Un recours normalement disponible n’est pas à épuiser lorsqu’il est démontré dans un cas particulier qu’il se heurterait à une jurisprudence contraire établie dans des affaires similaires et qu’il serait donc voué à l’échec.

En l’espèce, les requérantes font valoir qu’un recours en excès de pouvoir aurait été inefficace eu égard aux motifs de la décision du Conseil constitutionnel du 17 mai 2013 .

La Cour n’est pas convaincue par cette thèse. Le Conseil constitutionnel était saisi d’une demande tendant à l’examen de la constitutionnalité non de l’article L. 2141-2 du Code de la santé publique mais de la loi ouvrant le mariage aux couples de personnes de même sexe. Les auteurs de la saisine dénonçaient entre autres une méconnaissance de l’objectif de valeur constitutionnelle d’intelligibilité et d’accessibilité de la loi. Ils estimaient dans le cadre de ce grief précis qu’en posant le principe selon lequel le mariage et la filiation adoptive emportent les mêmes effets, droits et obligations reconnus par les lois, que les époux ou les parents soient de sexe différent ou de même sexe, la loi ouvrant le mariage aux couples de personnes de même sexe entrait en contradiction avec l’article L. 2141-2 du Code de la santé publique. Le Conseil constitutionnel a écarté cette argumentation, considérant que ni le principe d’égalité, ni l’objectif de valeur constitutionnelle d’accessibilité et d’intelligibilité de la loi, n’imposaient qu’en ouvrant le mariage et l’adoption aux couples de personnes de même sexe, le législateur modifie la législation régissant notamment la PMA.

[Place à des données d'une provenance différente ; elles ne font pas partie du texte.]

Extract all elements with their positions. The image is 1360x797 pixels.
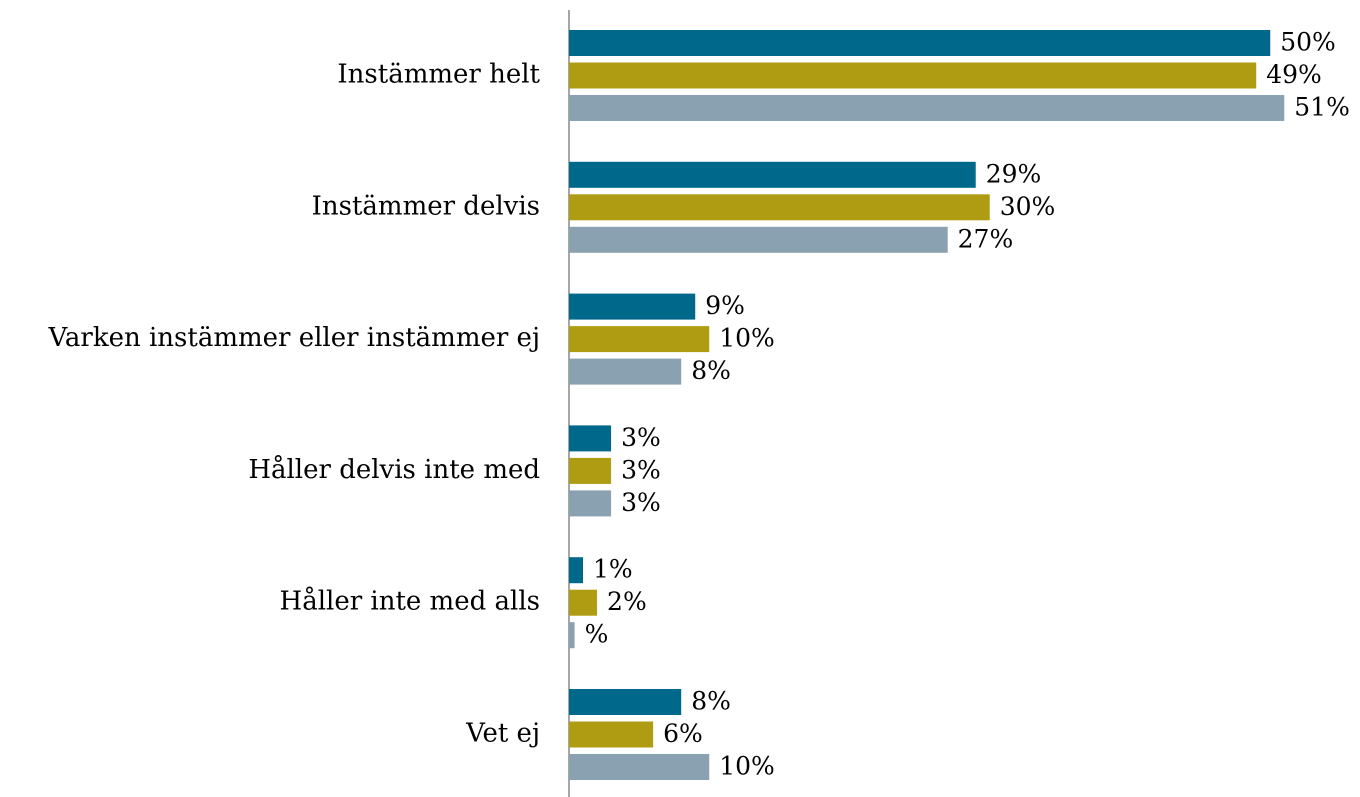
value-label: 29% <box>986 159 1042 188</box>
value-label: 51% <box>1294 93 1350 122</box>
value-label: 3% <box>621 488 661 517</box>
value-label: 2% <box>607 587 647 616</box>
bar <box>569 721 654 748</box>
bar <box>569 457 612 484</box>
bar <box>569 194 990 221</box>
value-label: 6% <box>663 719 703 748</box>
value-label: 9% <box>705 291 745 320</box>
value-label: 27% <box>958 224 1014 253</box>
bar <box>569 62 1257 89</box>
value-label: 3% <box>621 455 661 484</box>
bar <box>569 358 682 385</box>
value-label: 10% <box>719 752 775 781</box>
value-label: 50% <box>1280 28 1336 57</box>
category-label: Håller inte med alls <box>280 586 540 617</box>
value-label: 30% <box>1000 192 1056 221</box>
bar <box>569 622 575 649</box>
category-label: Instämmer delvis <box>312 191 540 221</box>
category-label: Håller delvis inte med <box>248 454 540 485</box>
bar <box>569 490 612 517</box>
bar <box>569 589 598 616</box>
value-label: 10% <box>719 324 775 353</box>
value-label: 8% <box>691 687 731 716</box>
bar <box>569 95 1285 121</box>
category-label: Instämmer helt <box>337 60 540 90</box>
bar <box>569 326 710 353</box>
bar <box>569 689 682 715</box>
value-label: % <box>585 620 609 649</box>
value-label: 1% <box>593 555 633 584</box>
bar <box>569 425 612 452</box>
bar <box>569 557 584 584</box>
category-label: Varken instämmer eller instämmer ej <box>48 323 541 353</box>
bar <box>569 161 976 188</box>
bar <box>569 754 710 780</box>
value-label: 49% <box>1266 60 1322 89</box>
bar <box>569 30 1271 56</box>
value-label: 3% <box>621 423 661 452</box>
bar <box>569 293 696 320</box>
category-label: Vet ej <box>465 719 540 749</box>
value-label: 8% <box>691 356 731 385</box>
bar <box>569 226 948 253</box>
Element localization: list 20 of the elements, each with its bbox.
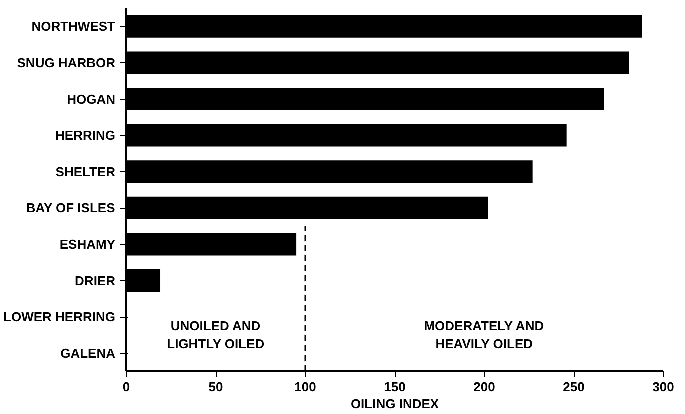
annotation: UNOILED AND LIGHTLY OILED [167,318,265,352]
annotation: MODERATELY AND HEAVILY OILED [424,318,544,352]
y-tick-label: LOWER HERRING [4,310,116,325]
x-tick-label: 100 [294,380,316,394]
y-tick-label: HOGAN [67,92,116,107]
x-tick-label: 50 [208,380,224,394]
y-tick-label: SNUG HARBOR [17,55,116,70]
x-tick-label: 0 [122,380,130,394]
x-tick-label: 200 [474,380,496,394]
y-tick-label: ESHAMY [60,236,116,252]
y-tick-label: DRIER [75,273,116,288]
y-tick-label: NORTHWEST [32,19,116,34]
x-tick-label: 150 [384,380,406,394]
x-tick-label: 250 [563,380,585,394]
x-axis-title: OILING INDEX [350,396,440,412]
y-tick-label: BAY OF ISLES [26,200,116,216]
x-tick-label: 300 [652,380,674,394]
y-tick-label: GALENA [60,346,116,361]
y-tick-label: SHELTER [56,164,116,180]
y-tick-label: HERRING [56,128,116,144]
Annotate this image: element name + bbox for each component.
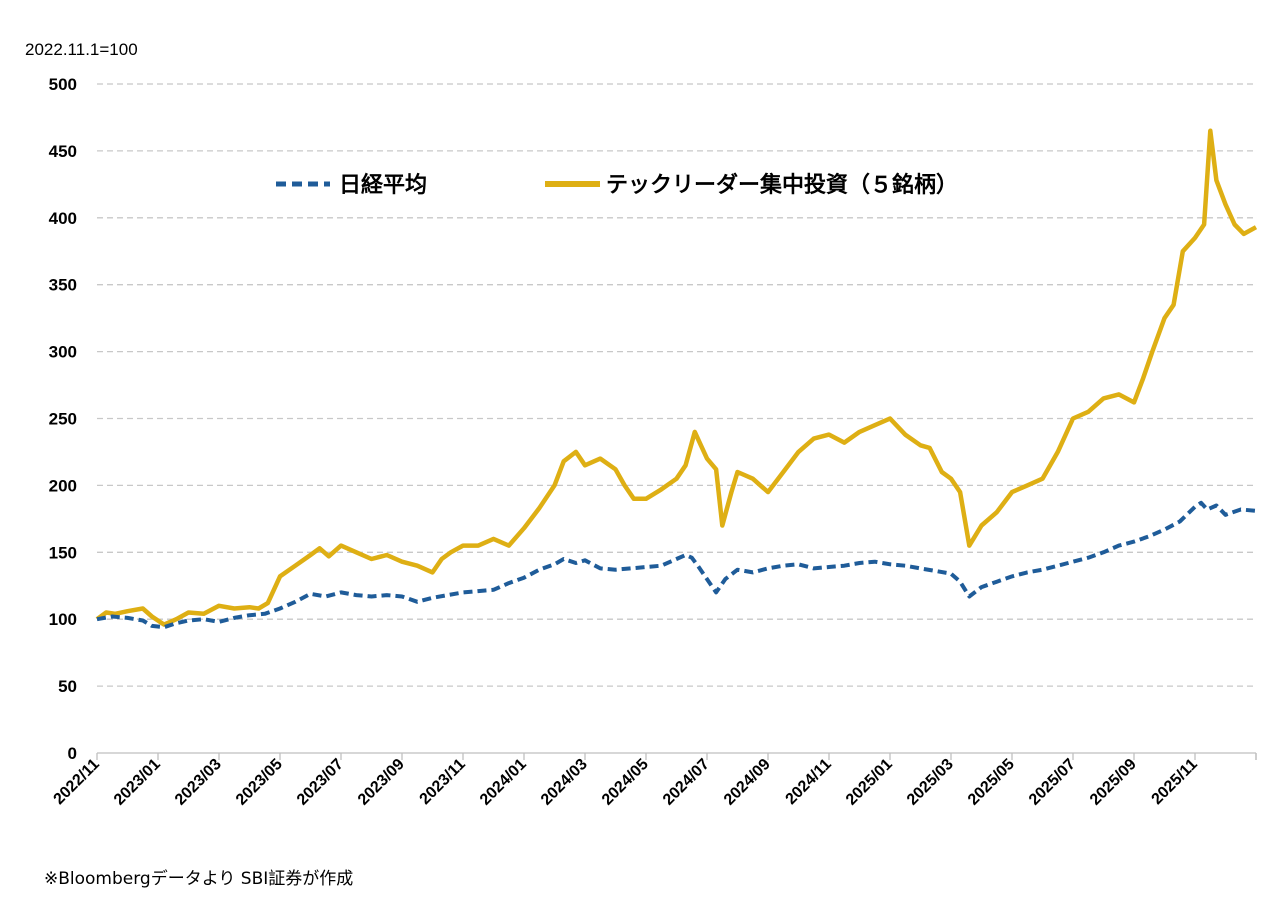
x-tick-label: 2023/05 — [233, 756, 286, 809]
y-tick-label: 400 — [49, 209, 77, 228]
legend: 日経平均 テックリーダー集中投資（５銘柄） — [276, 172, 958, 198]
x-tick-label: 2023/01 — [111, 756, 164, 809]
source-note: ※Bloombergデータより SBI証券が作成 — [44, 868, 353, 889]
x-tick-label: 2023/03 — [172, 756, 225, 809]
y-axis-ticks: 0 50 100 150 200 250 300 350 400 450 500 — [49, 75, 77, 763]
y-tick-label: 150 — [49, 543, 77, 562]
x-tick-label: 2025/01 — [843, 756, 896, 809]
legend-tech-leader-label: テックリーダー集中投資（５銘柄） — [606, 172, 958, 198]
x-axis: 2022/11 2023/01 2023/03 2023/05 2023/07 2023/… — [51, 752, 1257, 809]
y-tick-label: 50 — [58, 677, 77, 696]
series-layer — [95, 128, 1258, 630]
x-tick-label: 2024/01 — [477, 756, 530, 809]
y-tick-label: 0 — [68, 744, 77, 763]
x-tick-label: 2025/05 — [965, 756, 1018, 809]
y-tick-label: 100 — [49, 610, 77, 629]
x-tick-label: 2025/03 — [904, 756, 957, 809]
y-tick-label: 350 — [49, 276, 77, 295]
x-tick-label: 2024/09 — [721, 756, 774, 809]
x-tick-label: 2025/07 — [1026, 756, 1079, 809]
y-tick-label: 450 — [49, 142, 77, 161]
legend-nikkei-label: 日経平均 — [339, 172, 427, 198]
unit-label: 2022.11.1=100 — [25, 40, 138, 59]
series-nikkei-line — [96, 500, 1257, 630]
x-tick-label: 2023/11 — [417, 756, 469, 808]
x-tick-label: 2024/03 — [538, 756, 591, 809]
x-tick-label: 2022/11 — [51, 756, 103, 808]
x-tick-label: 2025/11 — [1149, 756, 1201, 808]
y-tick-label: 250 — [49, 410, 77, 429]
y-tick-label: 200 — [49, 476, 77, 495]
x-tick-label: 2024/11 — [783, 756, 835, 808]
x-tick-label: 2024/07 — [660, 756, 713, 809]
x-tick-label: 2025/09 — [1087, 756, 1140, 809]
y-tick-label: 500 — [49, 75, 77, 94]
x-tick-label: 2023/07 — [294, 756, 347, 809]
x-tick-label: 2024/05 — [599, 756, 652, 809]
series-tech-leader-line — [95, 128, 1258, 627]
x-tick-label: 2023/09 — [355, 756, 408, 809]
gridlines — [97, 83, 1256, 687]
y-tick-label: 300 — [49, 343, 77, 362]
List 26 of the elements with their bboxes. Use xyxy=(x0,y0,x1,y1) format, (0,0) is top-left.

Dans cette décision, certes, le Conseil constitutionnel touche la question de la conformité avec le principe constitutionnel d’égalité de la distinction entre les couples de personnes de même sexe et les couples hétérosexuels qui résulte de l’article L. 2141-2 du code de la santé publique, abordant par ce biais celle de son caractère discriminatoire ou non. Il ne le fait toutefois que de manière indirecte et, par ailleurs, ne traite pas, ne serait-ce qu’indirectement, la question de la conformité de l’article L. 2141-2 du code de la santé publique avec le droit constitutionnel de mener une vie familiale normale et le droit constitutionnel au respect de la vie privée, alors que la requête dont la Cour est saisie ne se fonde pas seulement sur l’interdiction de la discrimination que pose l’article 14 de la Convention, mais aussi sur le droit au respect de la vie privée et familiale que consacre l’article 8 de la Convention.

De plus et surtout, le contrôle de conformité d’une mesure individuelle à la Convention effectué par le « juge ordinaire » est distinct du contrôle de conformité de la loi à la Constitution effectué par le Conseil constitutionnel : même si les chances de succès étaient éventuellement réduites du fait de la décision du Conseil constitutionnel, un recours en annulation pour excès de pouvoir de la décision du CHS de Toulouse fondé sur les articles 8 et 14 de la Convention n’aurait pas été « de toute évidence voué à l’échec ».

Vu l’importance du principe de subsidiarité, la Cour estime que, faute d’avoir saisi les juridictions administratives d’un recours en annulation pour excès de pouvoir de la décision du CHU, les requérantes n’ont pas épuisé les voies de recours internes, au sens de l’article 35 § 1 de la Convention.